“We frighten the pants of [sic] everyone with the new strain,” Hancock agreed.
“Yep that’s what will get proper bahviour [sic] change,” Poole said.
“When do we deploy the new variant,” Hancock asked.
Poole then warned they needed to be “cautious”, saying the “big risk with the variant” was that “right wing papers go for a renewed push for let it rip on the basis the vaccines strategy is undermined”.
“That’s why we reassure on the vaccine,” Hancock replied.
At the start of December 2020, the UK had emerged from its second national lockdown, a one-month “circuit breaker”, and entered a tiered system which saw different areas of the country under different restrictions.
One week after those messages, Hancock did the rounds of national TV to spread the message. “The new variant is out of control and we need to bring it under control,” he told the BBC.
“This news about the new variant has been an incredibly difficult end to frankly an awful year, and it’s important for everybody to essentially act like they might have the virus. That’s the way that we can control it together.”
In another interview with Sky News he warned Covid cases in the “tier four areas” had “absolutely rocketed”. “So we’ve got a long way to go to sort this,” he said.
“Essentially, we’ve got to get that vaccine rolled out to keep people safe … I think given how much faster this new variant spreads it is going to be very difficult to keep it under control until we have the vaccine rolled out.”
British authorities’ use of so-called “nudge” tactics to scare the public into Covid compliance has previously come under fire, with a group of psychologists last year describing the behaviour of civil servants and government scientists as “grossly unethical”.
During the pandemic, Prime Minister Boris Johnson’s government denied it was scaremongering, with Hancock’s department describing those accusations as “misleading”.
But the devastating leak of Hancock’s messages in the Lockdown Files has revealed UK officials explicitly plotting to do just that.

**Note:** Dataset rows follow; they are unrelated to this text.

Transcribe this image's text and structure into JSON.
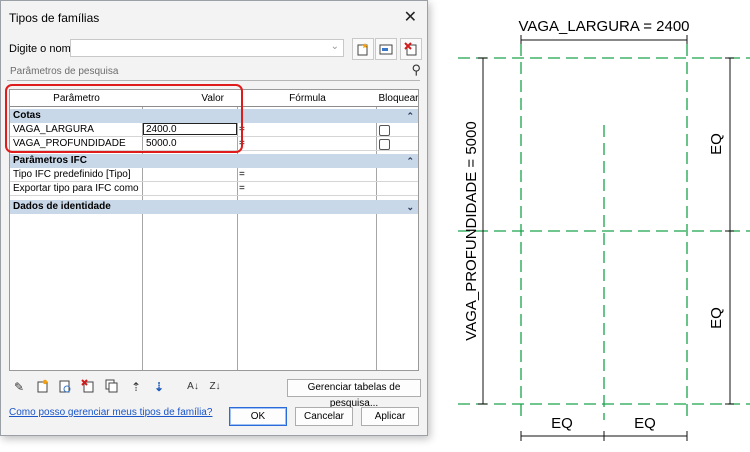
{
  "dialog": {
    "title": "Tipos de famílias",
    "name_label": "Digite o nome:",
    "name_value": "",
    "search_placeholder": "Parâmetros de pesquisa",
    "columns": [
      "Parâmetro",
      "Valor",
      "Fórmula",
      "Bloquear"
    ],
    "groups": [
      {
        "name": "Cotas",
        "chevron": "⌃",
        "rows": [
          {
            "param": "VAGA_LARGURA",
            "value": "2400.0",
            "formula": "=",
            "locked": false
          },
          {
            "param": "VAGA_PROFUNDIDADE",
            "value": "5000.0",
            "formula": "=",
            "locked": false
          }
        ]
      },
      {
        "name": "Parâmetros IFC",
        "chevron": "⌃",
        "rows": [
          {
            "param": "Tipo IFC predefinido [Tipo]",
            "value": "",
            "formula": "=",
            "locked": null
          },
          {
            "param": "Exportar tipo para IFC como",
            "value": "",
            "formula": "=",
            "locked": null
          }
        ]
      },
      {
        "name": "Dados de identidade",
        "chevron": "⌄",
        "rows": []
      }
    ],
    "manage_lookup_label": "Gerenciar tabelas de pesquisa...",
    "help_link": "Como posso gerenciar meus tipos de família?",
    "ok_label": "OK",
    "cancel_label": "Cancelar",
    "apply_label": "Aplicar",
    "icons": [
      "pencil-icon",
      "new-type-icon",
      "rename-type-icon",
      "delete-type-icon",
      "copy-icon",
      "move-up-icon",
      "move-down-icon",
      "sort-ascending-icon",
      "sort-descending-icon"
    ]
  },
  "drawing": {
    "width_label": "VAGA_LARGURA = 2400",
    "depth_label": "VAGA_PROFUNDIDADE = 5000",
    "eq_right_top": "EQ",
    "eq_right_bottom": "EQ",
    "eq_bottom_left": "EQ",
    "eq_bottom_right": "EQ",
    "reference_line_color": "#1aa34a"
  }
}
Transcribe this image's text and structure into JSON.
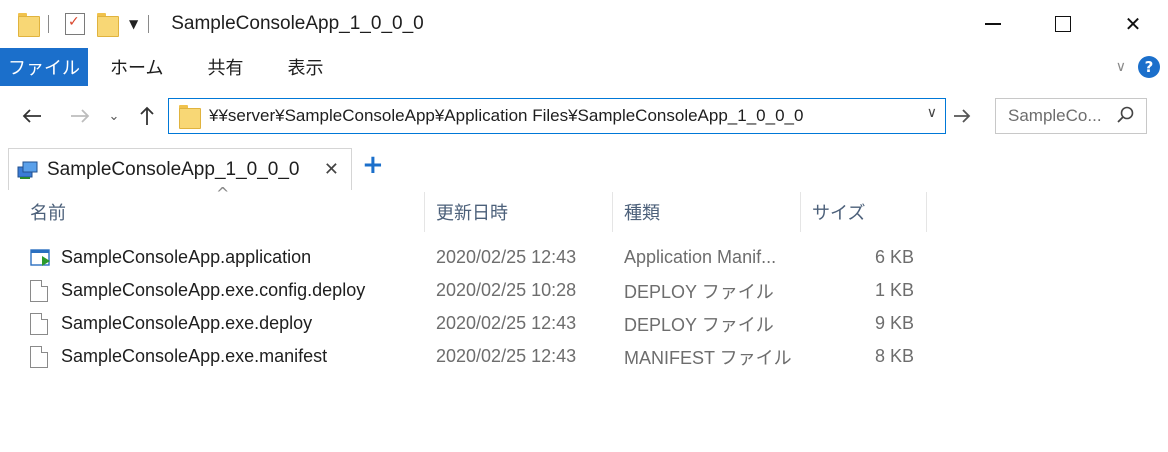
{
  "window": {
    "title": "SampleConsoleApp_1_0_0_0",
    "close_glyph": "✕"
  },
  "ribbon": {
    "tabs": [
      "ファイル",
      "ホーム",
      "共有",
      "表示"
    ],
    "help_glyph": "?"
  },
  "nav": {
    "address": "¥¥server¥SampleConsoleApp¥Application Files¥SampleConsoleApp_1_0_0_0",
    "search_placeholder": "SampleCo..."
  },
  "tabs": {
    "active_label": "SampleConsoleApp_1_0_0_0",
    "close_glyph": "✕",
    "add_glyph": "+"
  },
  "columns": {
    "name": "名前",
    "date": "更新日時",
    "type": "種類",
    "size": "サイズ"
  },
  "files": [
    {
      "name": "SampleConsoleApp.application",
      "date": "2020/02/25 12:43",
      "type": "Application Manif...",
      "size": "6 KB",
      "icon": "application-manifest-icon"
    },
    {
      "name": "SampleConsoleApp.exe.config.deploy",
      "date": "2020/02/25 10:28",
      "type": "DEPLOY ファイル",
      "size": "1 KB",
      "icon": "file-icon"
    },
    {
      "name": "SampleConsoleApp.exe.deploy",
      "date": "2020/02/25 12:43",
      "type": "DEPLOY ファイル",
      "size": "9 KB",
      "icon": "file-icon"
    },
    {
      "name": "SampleConsoleApp.exe.manifest",
      "date": "2020/02/25 12:43",
      "type": "MANIFEST ファイル",
      "size": "8 KB",
      "icon": "file-icon"
    }
  ],
  "colors": {
    "accent": "#1b6fcb",
    "address_border": "#0078d7",
    "folder": "#f8d775"
  }
}
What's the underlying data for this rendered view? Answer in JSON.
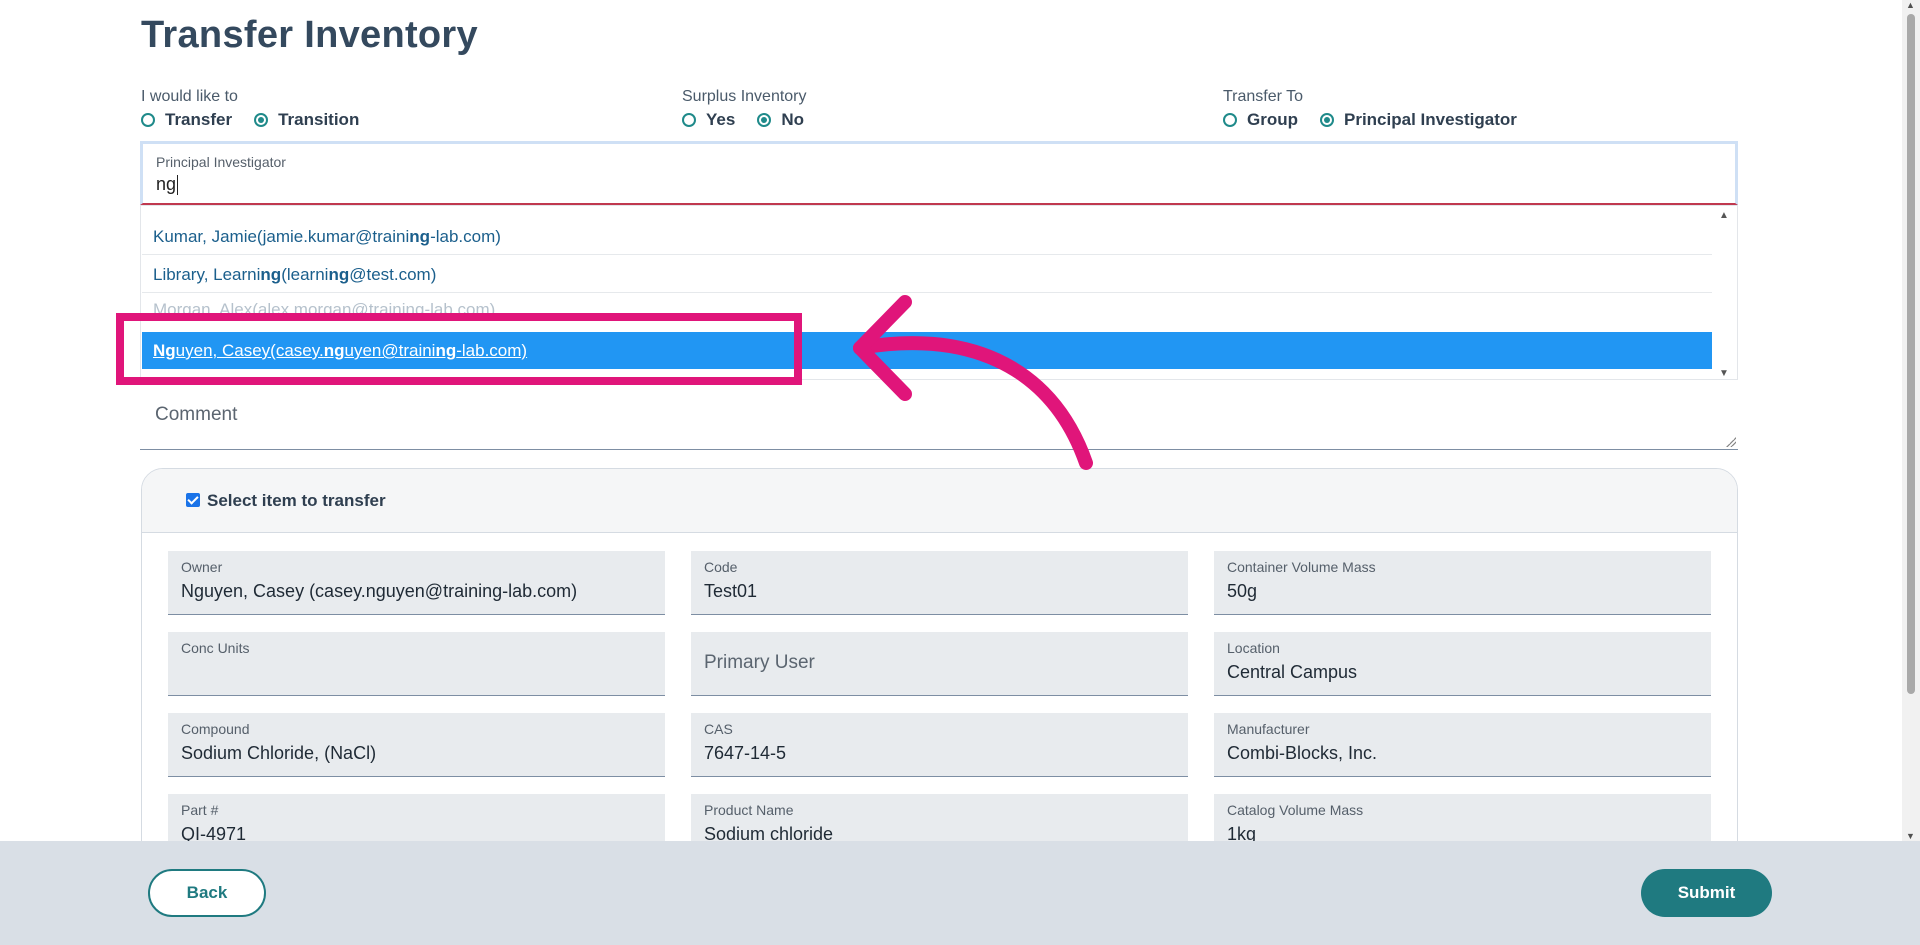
{
  "page": {
    "title": "Transfer Inventory"
  },
  "intent": {
    "label": "I would like to",
    "options": [
      "Transfer",
      "Transition"
    ],
    "selected": "Transition"
  },
  "surplus": {
    "label": "Surplus Inventory",
    "options": [
      "Yes",
      "No"
    ],
    "selected": "No"
  },
  "transfer_to": {
    "label": "Transfer To",
    "options": [
      "Group",
      "Principal Investigator"
    ],
    "selected": "Principal Investigator"
  },
  "pi_field": {
    "label": "Principal Investigator",
    "value": "ng"
  },
  "suggestions": [
    {
      "parts": [
        "Kumar, Jamie(jamie.kumar@traini",
        "ng",
        "-lab.com)"
      ]
    },
    {
      "parts": [
        "Library, Learni",
        "ng",
        "(learni",
        "ng",
        "@test.com)"
      ]
    },
    {
      "parts": [
        "Morgan, Alex(alex.morgan@training-lab.com)"
      ]
    },
    {
      "parts": [
        "Ng",
        "uyen, Casey(casey.",
        "ng",
        "uyen@traini",
        "ng",
        "-lab.com)"
      ]
    }
  ],
  "comment": {
    "placeholder": "Comment"
  },
  "item_card": {
    "checkbox_label": "Select item to transfer",
    "checked": true,
    "fields": [
      {
        "label": "Owner",
        "value": "Nguyen, Casey (casey.nguyen@training-lab.com)"
      },
      {
        "label": "Code",
        "value": "Test01"
      },
      {
        "label": "Container Volume Mass",
        "value": "50g"
      },
      {
        "label": "Conc Units",
        "value": ""
      },
      {
        "label": "",
        "value": "",
        "placeholder": "Primary User"
      },
      {
        "label": "Location",
        "value": "Central Campus"
      },
      {
        "label": "Compound",
        "value": "Sodium Chloride, (NaCl)"
      },
      {
        "label": "CAS",
        "value": "7647-14-5"
      },
      {
        "label": "Manufacturer",
        "value": "Combi-Blocks, Inc."
      },
      {
        "label": "Part #",
        "value": "QI-4971"
      },
      {
        "label": "Product Name",
        "value": "Sodium chloride"
      },
      {
        "label": "Catalog Volume Mass",
        "value": "1kg"
      }
    ]
  },
  "footer": {
    "back_label": "Back",
    "submit_label": "Submit"
  },
  "colors": {
    "accent": "#1f7a80",
    "selection": "#2196f3",
    "annotation": "#e0157a"
  },
  "icons": {
    "dropdown_up": "triangle-up-icon",
    "dropdown_down": "triangle-down-icon",
    "annotation": "curved-arrow-icon"
  }
}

In one conversation during the third national lockdown in January 2021, Cabinet Secretary Simon Case said the “the fear/guilt factor” would be “vital” in “ramping up the messaging”.
The Lockdown Files have broadly called into question decision-making behind the Covid response — from lockdowns and school closures to social distancing and face masks — showing that “despite public claims to always ‘follow the science’, key decisions were made on the fly for political reasons”, The Telegraph writes.
In one set of messages, Case and Hancock mocked members of the public who were forced to isolate in “shoebox” quarantine hotels.
“I just want to see some of the faces of people coming out of first class and into a premier inn shoebox,” Case wrote. “Any idea how many people we locked up in hotels yesterday?”
Hancock replied, “None. But 149 chose to enter the country and are now in Quarantine Hotels due to their own free will!”
“Hilarious,” Case wrote back.
The revelations have sparked outrage.
“My mate who had to spend two grand to be locked in a s**t hotel room in Heathrow for ten days so he could get home to see his terminally ill father before he died did not find this anywhere near as hilarious as Case and Hancock did,” wrote digital consultant Sharon O’Dea.
“Hotel quarantine was disastrous for families who paid thousands, those with disabilities and the travel industry. Plus it was found to do sod all in stopping Covid spread. Good that [Matt Hancock] and Simon Case thought it was a jolly old laugh then,” said The Times journalist Ben Clatworthy.
Former NHS surgeon Dr Anthony Hinton wrote, “Look at the date. Remember the Kent variant — that’s why I got locked down in Switzerland having arrived from UK. All just made up theatre. These people should be in prison.”
The WhatsApp messages, which have not been independently verified, were provided to The Telegraph by journalist Isabel Oakeshott, who co-authored Hancock’s book Pandemic Dairies.
In a statement last week, Hancock slammed Oakeshott for the “massive betrayal and breach of trust”.
“I am also sorry for the impact on the very many people — political colleagues, civil servants and friends — who worked hard with me to get through the pandemic and save lives,” he said.
“There is absolutely no public interest case for this huge breach. All the materials for the book have already been made available to the inquiry, which is the right, and only, place for everything to be considered properly and the right lessons to be learned. As we have seen, releasing them in this way gives a partial, biased account to suit an anti-lockdown agenda.”
He continued, “Isabel and I had worked closely together for more than a year on my book, based on legal confidentiality and a process approved by the Cabinet Office. Isabel repeatedly reiterated the importance of trust throughout, and then broke that trust.”
Hancock said he would not be commenting further “on any other stories or false allegations that Isabel will make”.
“I will respond to the substance in the appropriate place, at the inquiry, so that we can properly learn all the lessons based on a full and objective understanding of what happened in the pandemic, and why,” he said.
In response to the leaks, Prime Minister Rishi Sunak said last week that the official Covid inquiry was the “right way” to investigate the government’s handling of the pandemic, rather than relying on “piecemeal bits of information”.
Hancock resigned in disgrace in June 2021 after being caught on camera having an affair with an aide, in breach of his own Covid restrictions.